Warfarin (Coumadin) Therapy. 

Coumarin anticoagulants (warfarin; eg, Coumadin) are antagonists of vitamin K and therefore interfere with the synthesis of vitamin K–dependent clotting factors. Coumarin anticoagulants bind to albumin, are metabolized in the liver, and have an extremely long half-life. Typically, a patient is initially treated with both heparin (either the unfractionated form or LMWH) and warfarin. When the international normalized ratio (INR) reaches the desired therapeutic range, the heparin is stopped. The dosage required to maintain the thera peutic range (typically using an INR of 2.0 to 3.0) varies widely among patients and even within the same patient.

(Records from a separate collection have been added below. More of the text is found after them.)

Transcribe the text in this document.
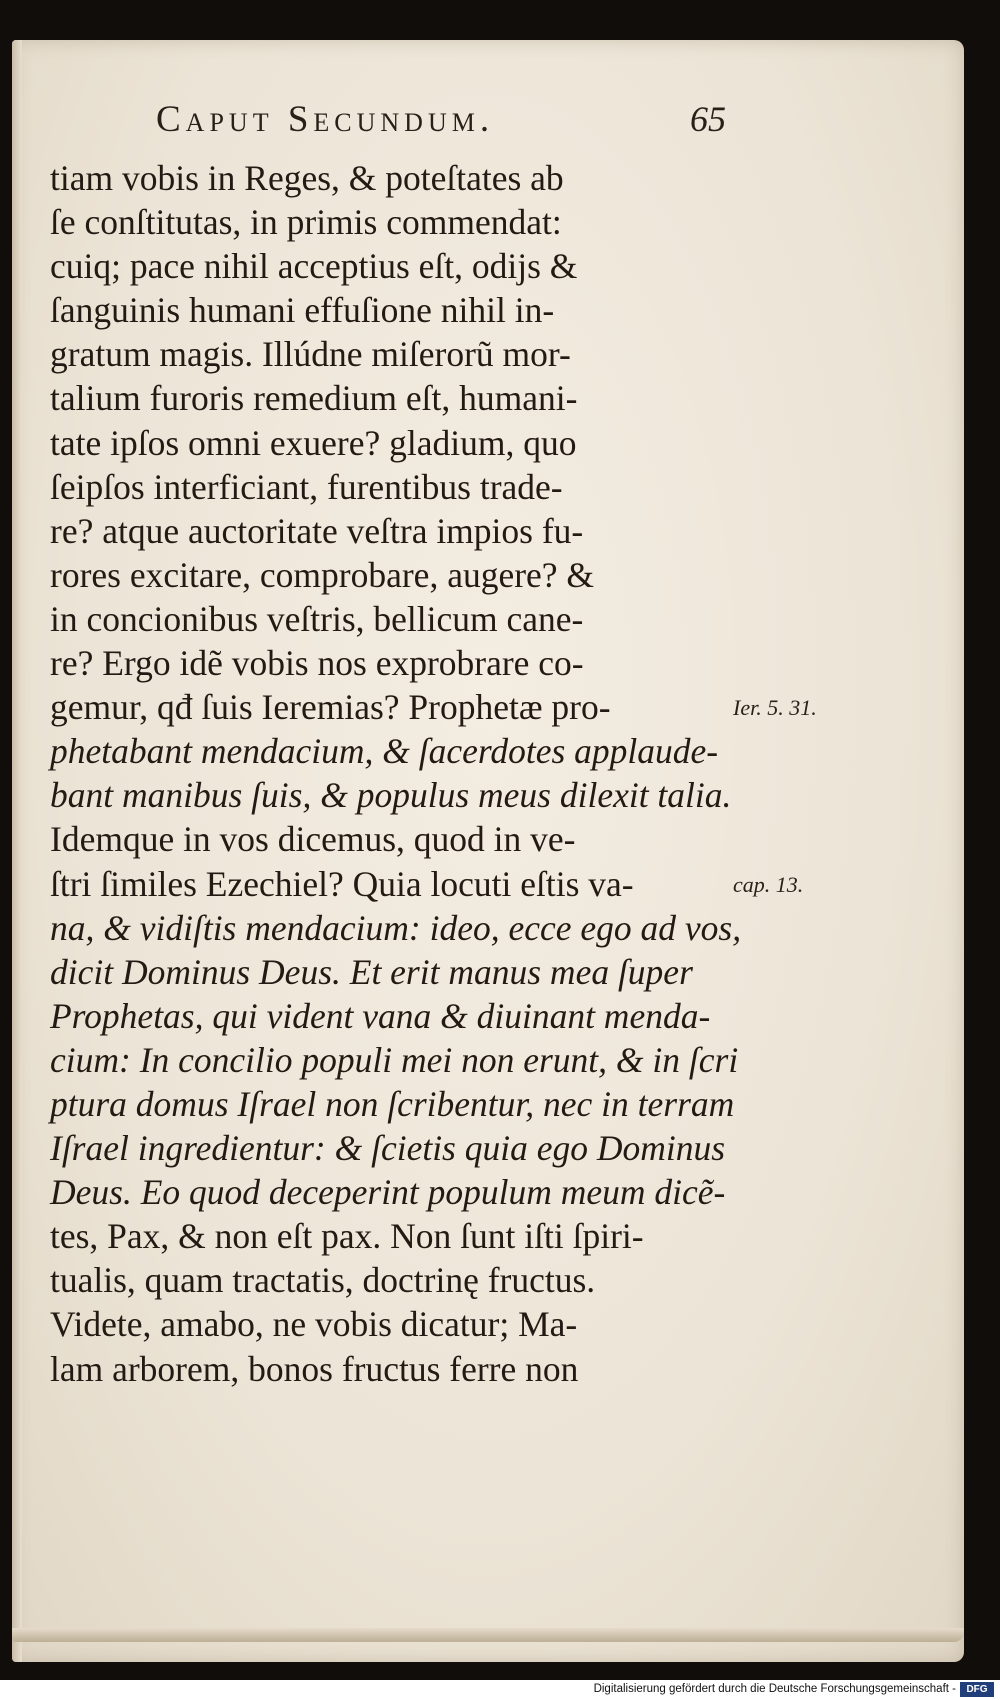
Caput Secundum.	65
tiam vobis in Reges, & poteſtates ab
ſe conſtitutas, in primis commendat:
cuiq; pace nihil acceptius eſt, odijs &
ſanguinis humani effuſione nihil in-
gratum magis. Illúdne miſerorũ mor-
talium furoris remedium eſt, humani-
tate ipſos omni exuere? gladium, quo
ſeipſos interficiant, furentibus trade-
re? atque auctoritate veſtra impios fu-
rores excitare, comprobare, augere? &
in concionibus veſtris, bellicum cane-
re? Ergo idẽ vobis nos exprobrare co-
gemur, qđ ſuis Ieremias? Prophetæ pro-
phetabant mendacium, & ſacerdotes applaude-
bant manibus ſuis, & populus meus dilexit talia.
Idemque in vos dicemus, quod in ve-
ſtri ſimiles Ezechiel? Quia locuti eſtis va-
na, & vidiſtis mendacium: ideo, ecce ego ad vos,
dicit Dominus Deus. Et erit manus mea ſuper
Prophetas, qui vident vana & diuinant menda-
cium: In concilio populi mei non erunt, & in ſcri
ptura domus Iſrael non ſcribentur, nec in terram
Iſrael ingredientur: & ſcietis quia ego Dominus
Deus. Eo quod deceperint populum meum dicẽ-
tes, Pax, & non eſt pax. Non ſunt iſti ſpiri-
tualis, quam tractatis, doctrinę fructus.
Videte, amabo, ne vobis dicatur; Ma-
lam arborem, bonos fructus ferre non
Ier. 5. 31.
cap. 13.
Digitalisierung gefördert durch die Deutsche Forschungsgemeinschaft -	DFG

Frequent monitoring of the INR is extremely important so that the dosage of warfarin can be adjusted as needed. Warfarin is affected by many medications; consultation with a pharmacist is important to assess the extent to which concurrently administered medications, herbs, and nutritional supplements may interact with warfarin. It is also affected by many foods, so patients need dietary instruction and may benefit from consultation with a dietitian when receiving warfarin therapy. (See figure) for a listing of agents that interact with warfarin.

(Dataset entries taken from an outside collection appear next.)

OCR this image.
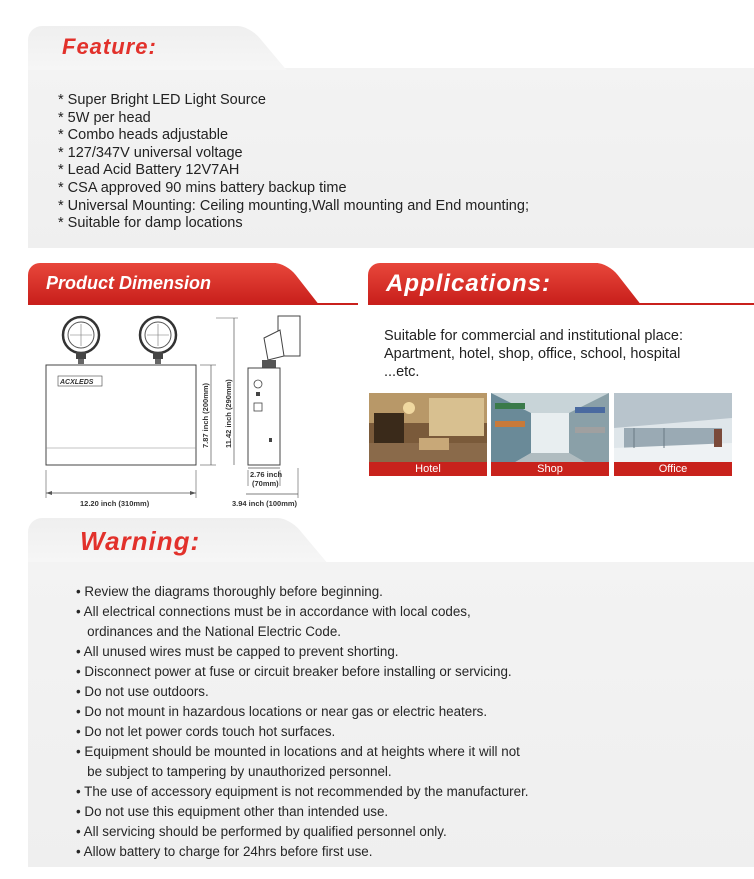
Feature:
* Super Bright LED Light Source
* 5W per head
* Combo heads adjustable
* 127/347V universal voltage
* Lead Acid Battery 12V7AH
* CSA approved 90 mins battery backup time
* Universal Mounting: Ceiling mounting,Wall mounting and End mounting;
* Suitable for damp locations
Product Dimension
ACXLEDS
12.20 inch (310mm)
7.87 inch (200mm) 11.42 inch (290mm)
2.76 inch
(70mm)
3.94 inch (100mm)
Applications:
Suitable for commercial and institutional place:
Apartment, hotel, shop, office, school, hospital
...etc.
Hotel	Shop	Office
Warning:
• Review the diagrams thoroughly before beginning.
• All electrical connections must be in accordance with local codes,
ordinances and the National Electric Code.
• All unused wires must be capped to prevent shorting.
• Disconnect power at fuse or circuit breaker before installing or servicing.
• Do not use outdoors.
• Do not mount in hazardous locations or near gas or electric heaters.
• Do not let power cords touch hot surfaces.
• Equipment should be mounted in locations and at heights where it will not
be subject to tampering by unauthorized personnel.
• The use of accessory equipment is not recommended by the manufacturer.
• Do not use this equipment other than intended use.
• All servicing should be performed by qualified personnel only.
• Allow battery to charge for 24hrs before first use.
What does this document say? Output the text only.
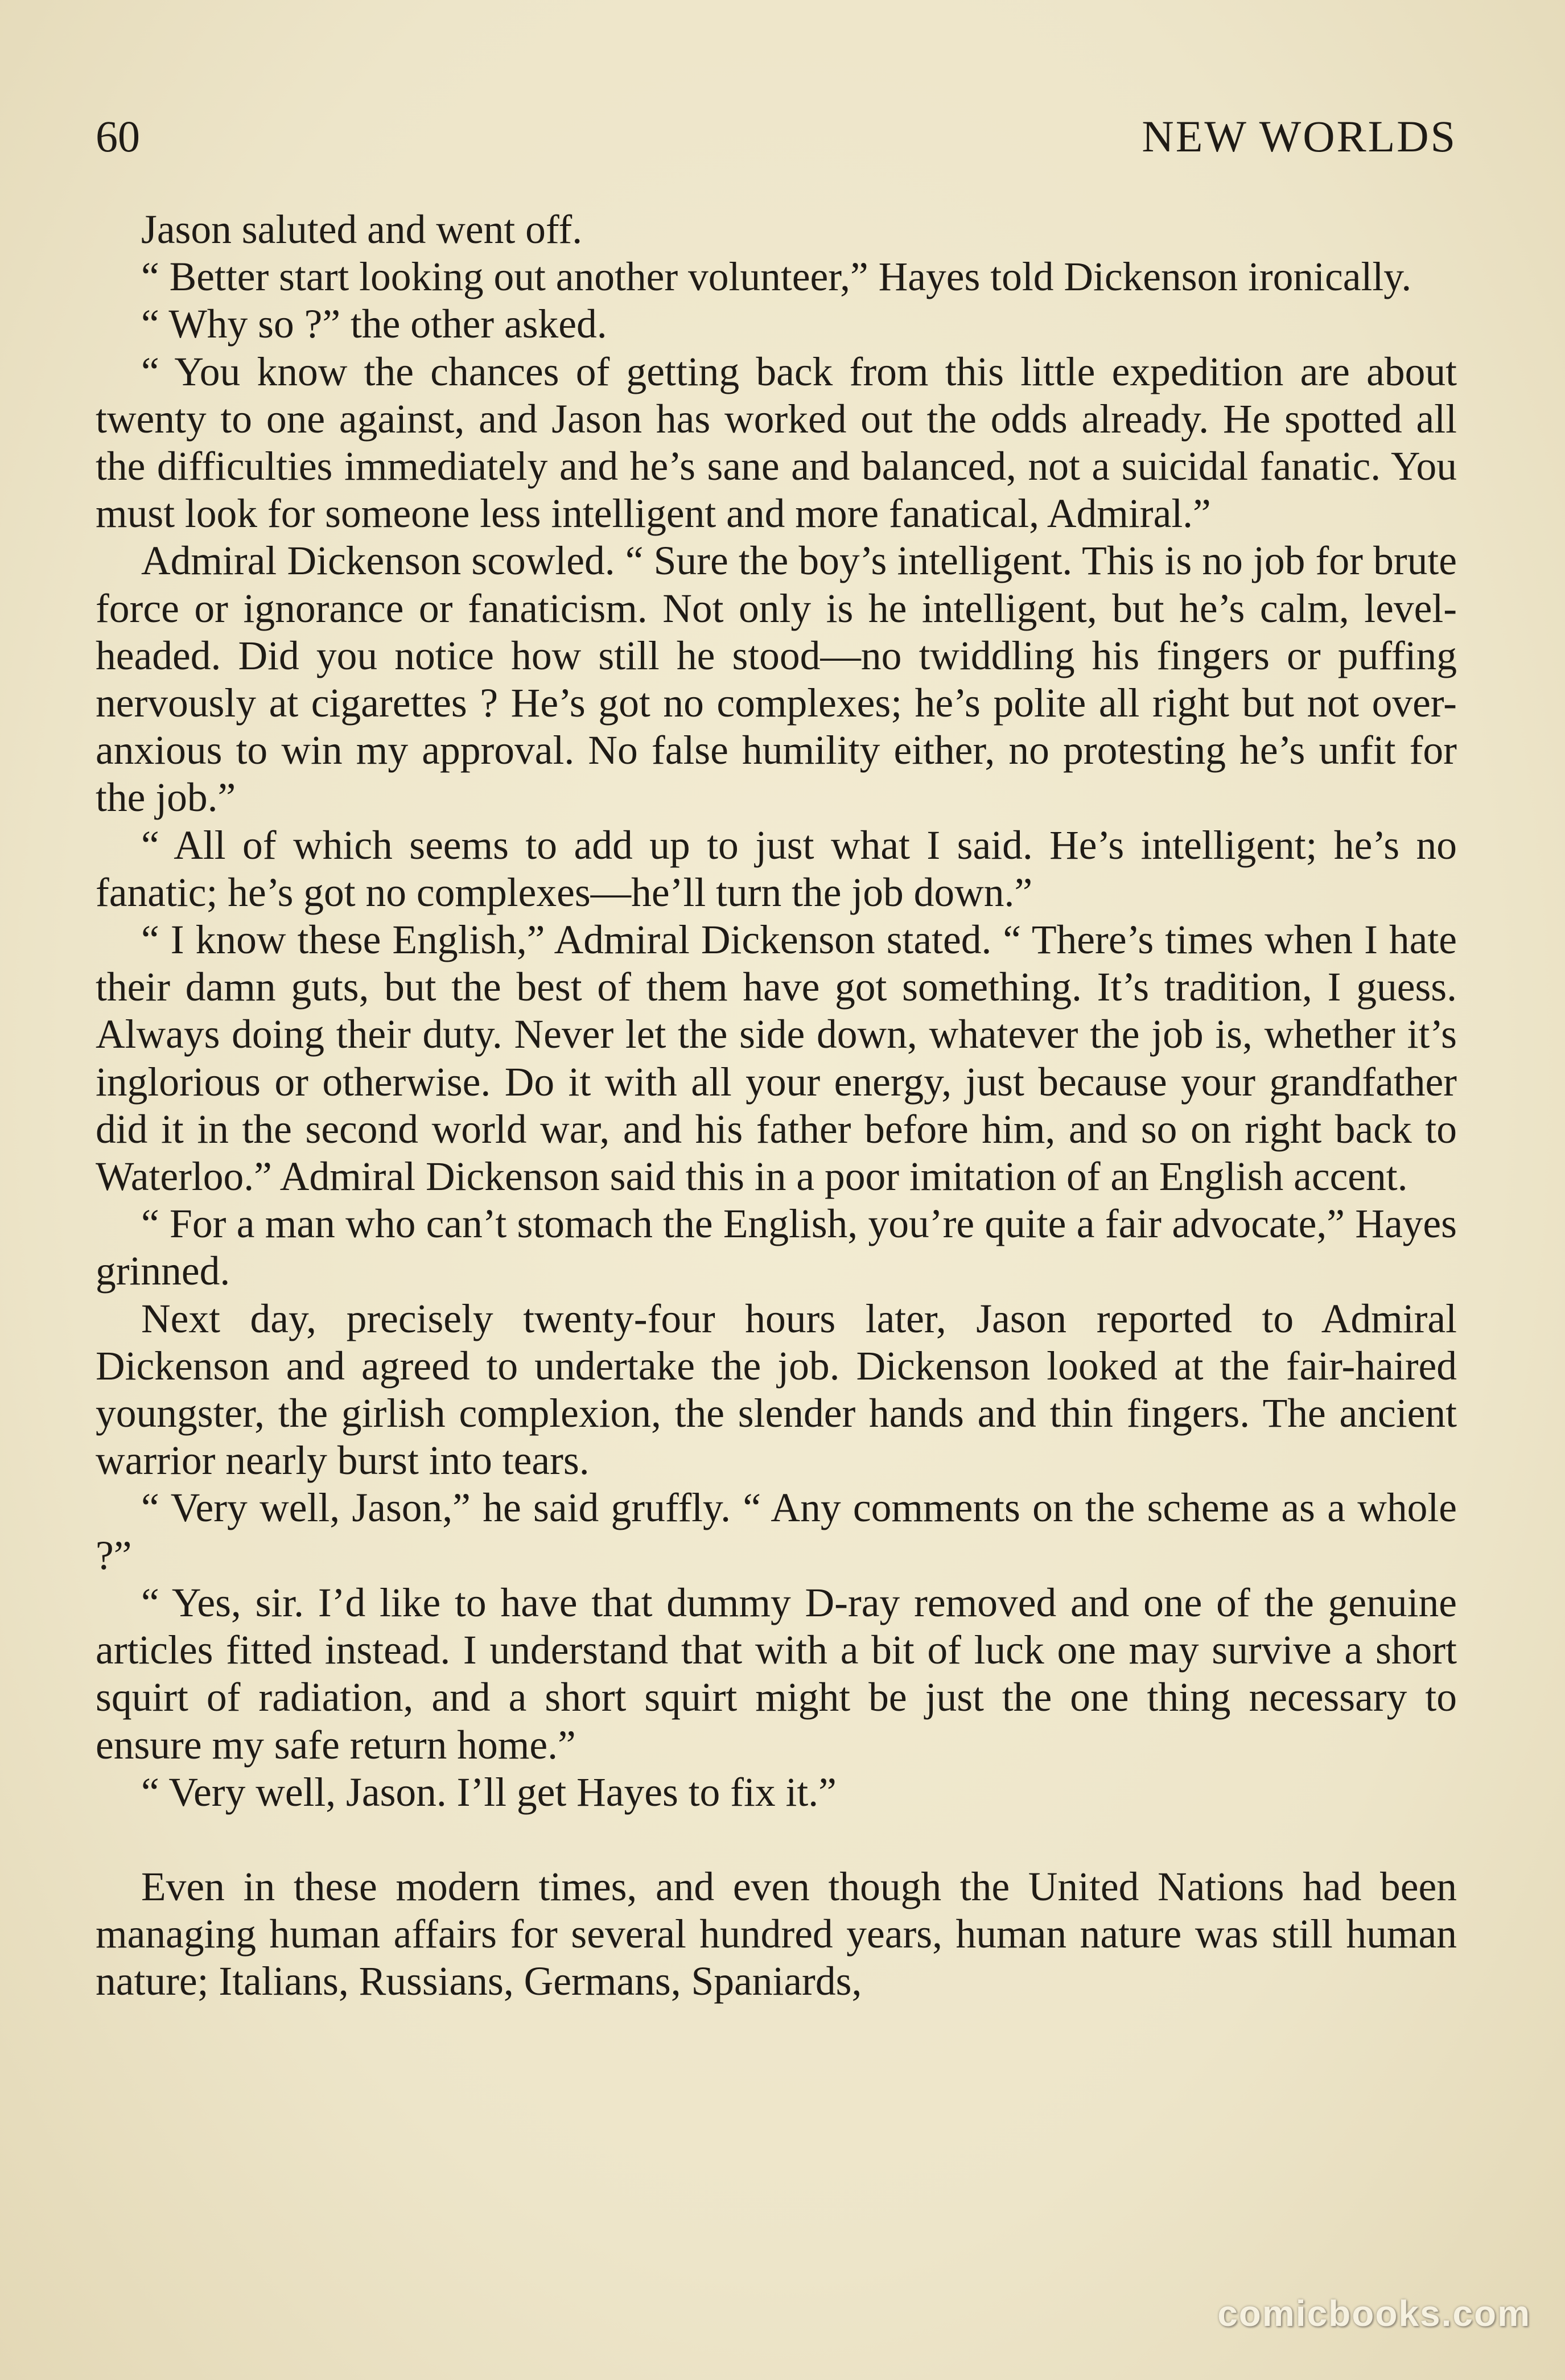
60	NEW WORLDS

Jason saluted and went off.

“ Better start looking out another volunteer,” Hayes told Dickenson ironically.

“ Why so ?” the other asked.

“ You know the chances of getting back from this little expedition are about twenty to one against, and Jason has worked out the odds already. He spotted all the difficulties immediately and he’s sane and balanced, not a suicidal fanatic. You must look for someone less intelligent and more fanatical, Admiral.”

Admiral Dickenson scowled. “ Sure the boy’s intelligent. This is no job for brute force or ignorance or fanaticism. Not only is he intelligent, but he’s calm, level-headed. Did you notice how still he stood—no twiddling his fingers or puffing nervously at cigarettes ? He’s got no complexes; he’s polite all right but not over-anxious to win my approval. No false humility either, no protesting he’s unfit for the job.”

“ All of which seems to add up to just what I said. He’s intelligent; he’s no fanatic; he’s got no complexes—he’ll turn the job down.”

“ I know these English,” Admiral Dickenson stated. “ There’s times when I hate their damn guts, but the best of them have got something. It’s tradition, I guess. Always doing their duty. Never let the side down, whatever the job is, whether it’s inglorious or otherwise. Do it with all your energy, just because your grandfather did it in the second world war, and his father before him, and so on right back to Waterloo.” Admiral Dickenson said this in a poor imitation of an English accent.

“ For a man who can’t stomach the English, you’re quite a fair advocate,” Hayes grinned.

Next day, precisely twenty-four hours later, Jason reported to Admiral Dickenson and agreed to undertake the job. Dickenson looked at the fair-haired youngster, the girlish complexion, the slender hands and thin fingers. The ancient warrior nearly burst into tears.

“ Very well, Jason,” he said gruffly. “ Any comments on the scheme as a whole ?”

“ Yes, sir. I’d like to have that dummy D-ray removed and one of the genuine articles fitted instead. I understand that with a bit of luck one may survive a short squirt of radiation, and a short squirt might be just the one thing necessary to ensure my safe return home.”

“ Very well, Jason. I’ll get Hayes to fix it.”

Even in these modern times, and even though the United Nations had been managing human affairs for several hundred years, human nature was still human nature; Italians, Russians, Germans, Spaniards,

comicbooks.com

Nursing Management Patients with thrombotic disorders should avoid activities that promote circulatory stasis (eg, immobility, crossing the legs). Exercise, especially ambulation, should be performed frequently throughout the day, particularly during long trips by car or plane. Medications that alter platelet aggregation, such as low-strength aspirin, may be prescribed. Some patients require life-long therapy with anticoagulants such as warfarin (eg, Coumadin). Patients with thrombotic disorders, particularly those with thrombophilia, should be assessed for concurrent risk factors for thrombosis and should avoid concomitant risk factors if possible. For example, use of tobacco and nicotine products exacerbates the problem and should be avoided. Just as for other conditions, patients with thrombotic disorders, particularly thrombophilia, should know the name of their specific condition and understand its significance. In many instances, younger patients with thrombophilia may not require prophylactic anticoagulation; however, with concomitant risk factors (eg, pregnancy), increasing age, or subsequent thrombotic events, prophylactic or lifelong anticoagulation therapy may be required. Being able to provide the health care provider with an accurate health history can be extremely useful and can help guide the selection of appropriate therapeutic interventions. 

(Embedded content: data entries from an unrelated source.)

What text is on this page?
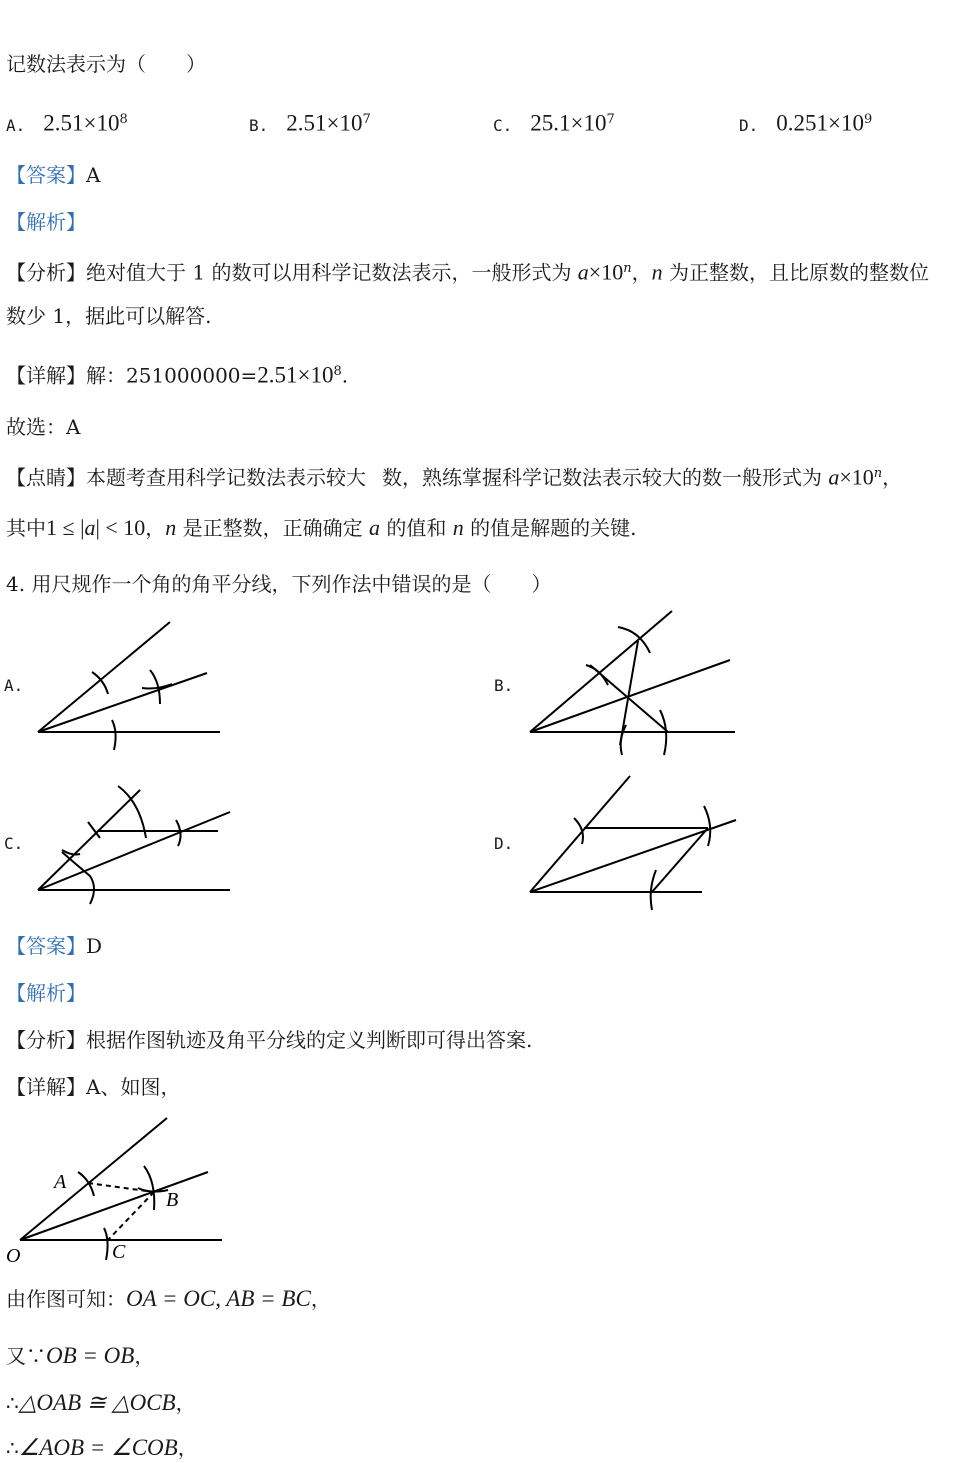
记数法表示为（　　）
A. $2.51\times 10^8$	B. $2.51\times 10^7$	C. $25.1\times 10^7$	D. $0.251\times 10^9$
【答案】A
【解析】
【分析】绝对值大于 1 的数可以用科学记数法表示，一般形式为 $a\times 10^n$，n 为正整数，且比原数的整数位
数少 1，据此可以解答.
【详解】解：$251000000=2.51\times 10^8$.
故选：A
【点睛】本题考查用科学记数法表示较大 数，熟练掌握科学记数法表示较大的数一般形式为 $a\times 10^n$，
其中1 ≤ |a| < 10，n 是正整数，正确确定 a 的值和 n 的值是解题的关键.
4. 用尺规作一个角的角平分线，下列作法中错误的是（　　）
A.	B.
C.	D.
【答案】D
【解析】
【分析】根据作图轨迹及角平分线的定义判断即可得出答案.
【详解】A、如图，
A
B
C
O
由作图可知：OA = OC, AB = BC，
又∵OB = OB，
∴△OAB ≅ △OCB，
∴∠AOB = ∠COB，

Patients with hereditary disorders should be encouraged to have their siblings and children tested for the disorder. When patients with thrombotic disorders are hospitalized, frequent assessments should be performed for signs and symptoms of beginning thrombus formation, particularly in the legs (DVT) and lungs (pulmonary embolism). Ambulation or range-of-motion exercises as well as the use of elastic compression stockings should be initiated promptly to decrease stasis. Prophylactic anticoagulants are commonly prescribed.